O duopólio só é quebrado na quarta posição do ranking. A Itália, carro-chefe da Puma há alguns anos, recebe US$ 36 milhões por ano dos alemães, que assim conseguem ocupar um espaço entre os maiores acordos do mundo. O quinto lugar volta a ser da Adidas: US$ 22,6 milhões pagos para a Espanha.

Ao todo, segundo dados da consultoria PR Marketing, os fornecedores de material esportivo desembolsam US$ 322 milhões com os patrocínios às 24 seleções. Nike e Adidas gastam US$ 274,3 milhões, ou 85,2% do total. A Puma investe US$ 43 milhões em quatro seleções, enquanto os contratos menores somam apenas US$ 4,8 milhões, cerca de 1,5% do total investido.
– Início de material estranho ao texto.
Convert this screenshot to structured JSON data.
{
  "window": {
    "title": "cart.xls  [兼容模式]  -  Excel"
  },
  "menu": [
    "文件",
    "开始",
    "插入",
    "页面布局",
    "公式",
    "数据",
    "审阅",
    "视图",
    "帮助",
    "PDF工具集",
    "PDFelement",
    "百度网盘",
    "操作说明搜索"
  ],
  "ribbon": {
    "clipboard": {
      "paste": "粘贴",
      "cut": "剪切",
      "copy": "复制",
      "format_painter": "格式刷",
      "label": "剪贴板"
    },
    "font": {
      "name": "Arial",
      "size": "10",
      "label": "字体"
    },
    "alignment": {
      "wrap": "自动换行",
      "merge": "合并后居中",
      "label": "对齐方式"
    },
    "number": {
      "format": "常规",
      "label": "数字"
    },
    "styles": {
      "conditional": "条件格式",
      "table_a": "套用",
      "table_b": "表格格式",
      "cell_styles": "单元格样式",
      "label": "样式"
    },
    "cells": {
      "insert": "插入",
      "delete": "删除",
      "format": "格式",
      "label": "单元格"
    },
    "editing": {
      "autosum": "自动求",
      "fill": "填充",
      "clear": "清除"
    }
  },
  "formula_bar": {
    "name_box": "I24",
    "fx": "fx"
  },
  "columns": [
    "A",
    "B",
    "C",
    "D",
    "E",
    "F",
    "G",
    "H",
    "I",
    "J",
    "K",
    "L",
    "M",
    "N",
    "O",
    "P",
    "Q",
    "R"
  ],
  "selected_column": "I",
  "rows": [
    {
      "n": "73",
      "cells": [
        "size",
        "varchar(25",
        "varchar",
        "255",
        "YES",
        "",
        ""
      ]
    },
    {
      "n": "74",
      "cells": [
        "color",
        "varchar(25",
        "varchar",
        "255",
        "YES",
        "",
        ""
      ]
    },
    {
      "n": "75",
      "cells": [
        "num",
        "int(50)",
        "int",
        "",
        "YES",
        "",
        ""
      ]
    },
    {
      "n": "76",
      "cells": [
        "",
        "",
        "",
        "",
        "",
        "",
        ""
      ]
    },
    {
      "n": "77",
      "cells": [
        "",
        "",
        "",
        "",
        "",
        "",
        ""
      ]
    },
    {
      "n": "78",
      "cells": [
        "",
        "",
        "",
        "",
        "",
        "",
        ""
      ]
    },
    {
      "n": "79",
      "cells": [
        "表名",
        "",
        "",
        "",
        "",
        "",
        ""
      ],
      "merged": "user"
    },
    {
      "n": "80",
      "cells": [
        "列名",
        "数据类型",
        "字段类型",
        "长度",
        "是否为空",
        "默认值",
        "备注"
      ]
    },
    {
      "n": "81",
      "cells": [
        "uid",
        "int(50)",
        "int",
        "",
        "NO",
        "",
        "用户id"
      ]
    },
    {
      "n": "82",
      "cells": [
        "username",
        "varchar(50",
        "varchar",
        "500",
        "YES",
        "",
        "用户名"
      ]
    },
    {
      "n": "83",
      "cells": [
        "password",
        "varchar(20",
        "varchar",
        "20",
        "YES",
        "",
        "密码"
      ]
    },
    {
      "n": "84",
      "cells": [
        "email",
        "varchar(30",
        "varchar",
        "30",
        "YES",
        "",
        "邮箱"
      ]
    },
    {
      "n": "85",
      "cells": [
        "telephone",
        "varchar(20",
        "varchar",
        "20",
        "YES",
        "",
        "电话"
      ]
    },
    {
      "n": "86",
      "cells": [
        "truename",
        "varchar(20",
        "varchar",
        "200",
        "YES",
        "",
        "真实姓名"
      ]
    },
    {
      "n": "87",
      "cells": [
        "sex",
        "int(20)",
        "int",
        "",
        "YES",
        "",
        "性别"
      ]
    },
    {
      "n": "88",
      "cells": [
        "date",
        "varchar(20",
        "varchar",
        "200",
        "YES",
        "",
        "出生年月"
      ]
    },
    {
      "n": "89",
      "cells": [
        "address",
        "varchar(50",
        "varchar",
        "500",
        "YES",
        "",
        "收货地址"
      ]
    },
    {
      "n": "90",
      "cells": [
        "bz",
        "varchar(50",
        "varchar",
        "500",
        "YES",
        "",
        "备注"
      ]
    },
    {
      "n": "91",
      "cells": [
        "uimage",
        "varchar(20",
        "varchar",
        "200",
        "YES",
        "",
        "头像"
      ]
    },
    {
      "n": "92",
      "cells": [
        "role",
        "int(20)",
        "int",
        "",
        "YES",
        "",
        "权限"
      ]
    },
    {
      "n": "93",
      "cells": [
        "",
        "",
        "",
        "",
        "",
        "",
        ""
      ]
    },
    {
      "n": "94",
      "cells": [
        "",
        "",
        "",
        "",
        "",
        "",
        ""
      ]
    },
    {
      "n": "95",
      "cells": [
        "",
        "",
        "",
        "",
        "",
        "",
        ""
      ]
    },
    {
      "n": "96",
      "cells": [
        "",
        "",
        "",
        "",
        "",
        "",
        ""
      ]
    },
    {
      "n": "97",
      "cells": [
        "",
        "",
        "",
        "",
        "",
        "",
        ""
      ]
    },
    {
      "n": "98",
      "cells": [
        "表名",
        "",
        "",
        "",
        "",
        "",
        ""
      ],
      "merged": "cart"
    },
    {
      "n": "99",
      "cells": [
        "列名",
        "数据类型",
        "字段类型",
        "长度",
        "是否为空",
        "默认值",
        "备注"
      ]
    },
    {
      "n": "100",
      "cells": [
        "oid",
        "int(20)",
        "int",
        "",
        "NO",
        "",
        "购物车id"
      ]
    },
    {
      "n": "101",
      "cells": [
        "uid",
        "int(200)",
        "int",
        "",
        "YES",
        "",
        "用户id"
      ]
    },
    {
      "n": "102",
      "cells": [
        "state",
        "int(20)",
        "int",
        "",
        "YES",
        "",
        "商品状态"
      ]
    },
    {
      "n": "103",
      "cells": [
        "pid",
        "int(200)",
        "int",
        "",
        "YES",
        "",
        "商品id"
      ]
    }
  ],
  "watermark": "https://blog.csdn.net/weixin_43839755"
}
Com tanta concentração de mercado, Nike e Adidas também deverão duelar pelo status de patrocinadora oficial da campeã europeia. Os principais favoritos ao título vestem as marcas das duas empresas: França, Inglaterra e Portugal estão com a Nike, enquanto Alemanha, Bélgica e Espanha vestem Adidas. A Puma, como “azarão”, espera a retomada da Itália para tentar furar esse duopólio.